This is a petty thing to complain about when American's waste trillions each year on things that only benefit them for an instant. Even if restrictions were placed on energy and water consumption, that would give us at least an extra $500 billion to spend (the same the government spends on education). What do you think even “underemployed” American's would spend those monthly savings on? Not their college loans. Maybe: fast food ($100B), soda ($60B), wasted food ($165B), gambling ($145B), lottery tickets ($60B), alcohol ($50B), tobacco ($80B), porn ($10B), bottled water ($10B), nail polish ($1B), video games ($30B), to keep their lawn pretty ($40B), a romance novel ($10B), a traffic ticket ($6B), girl scout cookies ($1B), an STD treatment ($16B), a top 10 NCAA football team ($1.5B), or send it back home to Margarita ($30B).
As you can see, for most, the situation ain’t that dire. Some people prefer to spend their money on education and books, hobbies, experiences, and other things that are intrinsically profiting. There are also many reasons a person might be “underemployed” contrary to their qualifications. Society demands that people fill positions that don’t require a degree. Only occasionally are those positions more profitable than a degree, the number of degrees being “unused” reflects that people didn’t want to take the risk to wait for that position (having a high demand) and actually took a better risk. I think you are making a little too much of this. There are also creatures called children that require supervision and raising, so you are going to find that many with degrees are underemployed or unemployed for many years on account of it, that doesn’t mean it won’t be used later on.
Are you against the government funding college (less than $50B year, I think), so that they can ultimately partake in the general American wasteful lifestyle and only consider it a waste, well, when they cannot waste later on? What’s worse, a person in debt for a degree they didn’t use or a person in debt on account of one-use things? Oftentimes, we find people in debt for both reasons. The problem really isn’t with American’s making the wrong choice of degree and being in debt. A bigger problem is the overall acceptance of a wasteful lifestyle and behaviors- money burned in other places. How many employed college grads are in debt unrelated to education?
Whether or not education translates into considerable monetary profit, a large debt, or it’s funded, I'm all for it if it can: keep people out of our legal system and reduce crime, get people out of bad communities or social associations, increase their self-esteem and quality of life, give them more skills, capabilities, and general knowledge that only the lucky acquire from their childhoods and parents, allow them to earn at least a living wage and participate in basic citizenship, improve the quality of their health and relationships, create more mindful parents, and prevent childhood poverty, abuse, neglect, homelessness, or any of the other detrimental conditions that we know are correlated with poverty and lack of parental college education. Education is protective to society and enhances the quality of life for everyone. Education is protective to children. Its value surpasses the monetary.
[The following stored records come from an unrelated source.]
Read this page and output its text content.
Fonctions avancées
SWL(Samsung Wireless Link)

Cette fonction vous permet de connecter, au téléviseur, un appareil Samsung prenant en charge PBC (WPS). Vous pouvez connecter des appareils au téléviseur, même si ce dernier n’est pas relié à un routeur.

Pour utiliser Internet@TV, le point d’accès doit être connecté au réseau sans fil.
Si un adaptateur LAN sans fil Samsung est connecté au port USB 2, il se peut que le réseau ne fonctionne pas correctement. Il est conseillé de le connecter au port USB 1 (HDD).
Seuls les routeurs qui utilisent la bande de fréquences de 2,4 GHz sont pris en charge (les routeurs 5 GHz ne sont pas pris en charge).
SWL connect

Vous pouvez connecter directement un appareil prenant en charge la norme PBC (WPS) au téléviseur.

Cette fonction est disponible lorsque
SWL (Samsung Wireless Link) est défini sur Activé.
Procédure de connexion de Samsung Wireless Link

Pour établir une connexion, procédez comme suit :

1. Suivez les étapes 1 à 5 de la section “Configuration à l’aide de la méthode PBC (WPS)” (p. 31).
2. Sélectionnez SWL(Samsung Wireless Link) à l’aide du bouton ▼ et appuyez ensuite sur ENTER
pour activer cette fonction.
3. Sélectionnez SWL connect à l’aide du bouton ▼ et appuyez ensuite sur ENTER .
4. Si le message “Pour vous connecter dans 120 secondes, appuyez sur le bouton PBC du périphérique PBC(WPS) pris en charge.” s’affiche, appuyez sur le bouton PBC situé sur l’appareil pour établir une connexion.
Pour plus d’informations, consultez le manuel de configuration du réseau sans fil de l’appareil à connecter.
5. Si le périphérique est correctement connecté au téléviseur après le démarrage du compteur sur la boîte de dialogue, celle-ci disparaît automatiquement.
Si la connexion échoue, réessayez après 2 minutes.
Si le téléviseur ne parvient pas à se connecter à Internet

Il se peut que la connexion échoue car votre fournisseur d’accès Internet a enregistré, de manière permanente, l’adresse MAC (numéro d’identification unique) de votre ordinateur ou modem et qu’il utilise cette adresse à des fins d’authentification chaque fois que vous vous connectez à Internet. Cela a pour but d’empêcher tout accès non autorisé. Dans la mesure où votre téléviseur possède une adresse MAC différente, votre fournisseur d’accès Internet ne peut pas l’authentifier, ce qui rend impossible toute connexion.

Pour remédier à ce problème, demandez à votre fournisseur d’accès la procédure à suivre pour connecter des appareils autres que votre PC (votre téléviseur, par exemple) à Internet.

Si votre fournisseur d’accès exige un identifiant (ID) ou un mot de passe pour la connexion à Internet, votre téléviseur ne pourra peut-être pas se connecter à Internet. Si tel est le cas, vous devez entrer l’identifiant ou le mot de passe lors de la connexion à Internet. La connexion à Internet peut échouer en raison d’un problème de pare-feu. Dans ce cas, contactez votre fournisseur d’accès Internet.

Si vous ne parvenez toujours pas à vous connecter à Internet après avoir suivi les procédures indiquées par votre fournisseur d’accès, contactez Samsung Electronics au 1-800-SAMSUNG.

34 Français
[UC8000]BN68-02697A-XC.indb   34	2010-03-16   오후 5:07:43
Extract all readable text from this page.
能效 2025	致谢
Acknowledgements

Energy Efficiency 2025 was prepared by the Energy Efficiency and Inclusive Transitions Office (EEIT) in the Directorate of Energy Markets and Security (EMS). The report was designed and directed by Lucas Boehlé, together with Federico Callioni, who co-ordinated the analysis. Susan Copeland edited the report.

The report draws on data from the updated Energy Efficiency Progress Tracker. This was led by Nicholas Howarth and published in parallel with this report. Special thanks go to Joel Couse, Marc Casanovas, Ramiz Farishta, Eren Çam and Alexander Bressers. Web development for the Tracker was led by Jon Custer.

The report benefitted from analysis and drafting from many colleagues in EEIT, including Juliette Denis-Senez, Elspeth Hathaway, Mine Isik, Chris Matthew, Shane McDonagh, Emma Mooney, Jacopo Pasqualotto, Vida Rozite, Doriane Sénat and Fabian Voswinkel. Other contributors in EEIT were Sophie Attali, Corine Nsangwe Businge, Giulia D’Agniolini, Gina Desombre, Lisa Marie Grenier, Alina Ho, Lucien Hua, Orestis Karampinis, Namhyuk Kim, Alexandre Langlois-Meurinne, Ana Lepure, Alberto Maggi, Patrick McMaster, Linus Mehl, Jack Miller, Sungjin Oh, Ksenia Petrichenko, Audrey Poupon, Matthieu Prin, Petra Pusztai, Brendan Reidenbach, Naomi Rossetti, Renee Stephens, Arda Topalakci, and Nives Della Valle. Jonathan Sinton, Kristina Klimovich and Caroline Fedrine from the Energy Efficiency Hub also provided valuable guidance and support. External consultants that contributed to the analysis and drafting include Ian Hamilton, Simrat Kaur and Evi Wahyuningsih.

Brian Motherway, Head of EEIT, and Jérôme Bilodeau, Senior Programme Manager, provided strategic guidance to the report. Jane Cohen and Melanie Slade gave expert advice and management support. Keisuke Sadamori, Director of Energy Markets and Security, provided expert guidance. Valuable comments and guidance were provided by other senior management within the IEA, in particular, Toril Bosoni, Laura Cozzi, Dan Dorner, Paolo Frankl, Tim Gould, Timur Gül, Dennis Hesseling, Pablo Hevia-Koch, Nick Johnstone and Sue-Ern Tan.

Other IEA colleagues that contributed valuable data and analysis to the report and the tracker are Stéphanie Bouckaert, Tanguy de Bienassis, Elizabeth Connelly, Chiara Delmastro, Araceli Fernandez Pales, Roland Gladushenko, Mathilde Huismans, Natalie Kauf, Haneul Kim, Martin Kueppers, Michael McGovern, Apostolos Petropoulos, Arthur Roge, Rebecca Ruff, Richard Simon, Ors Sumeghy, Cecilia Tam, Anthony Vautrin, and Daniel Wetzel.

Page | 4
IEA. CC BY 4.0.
Anybody that complains about the government having to pay for college education, in light of the sh*t above that they and the government both waste money on, when there are 15 million children living in poverty largely because of their prior generations lack of college education, should be ashamed. When you complain about funded education of adults, you might as well go up them and tell it to their face while they are still children. When you think that current minimum wage is not detrimental to the welfare of our nations children or contribute to a considerable amount of their suffering; in addition to complaining about having to help their parents or them with education later on so that they can take care of themselves, then I find you hypocritical and I question your decency. This would especially get under my skin if the person complaining is ultimately earning millions from military service, in addition to millions more from the private sectors. But, of course, they aren't going to be for anything that doesn't profit them, because that profit allows them to waste things, even if it costs many childhoods. We have a problem placing value in this country. Children are worth more than adults, plain and simple- that's the only real purpose we have as humans. Either have them or help keep them alive and thriving (the point of education). Opposition of children having decent resources for survival and transcendence, which includes their parents having a livable wage, is sabotage to the entire human race.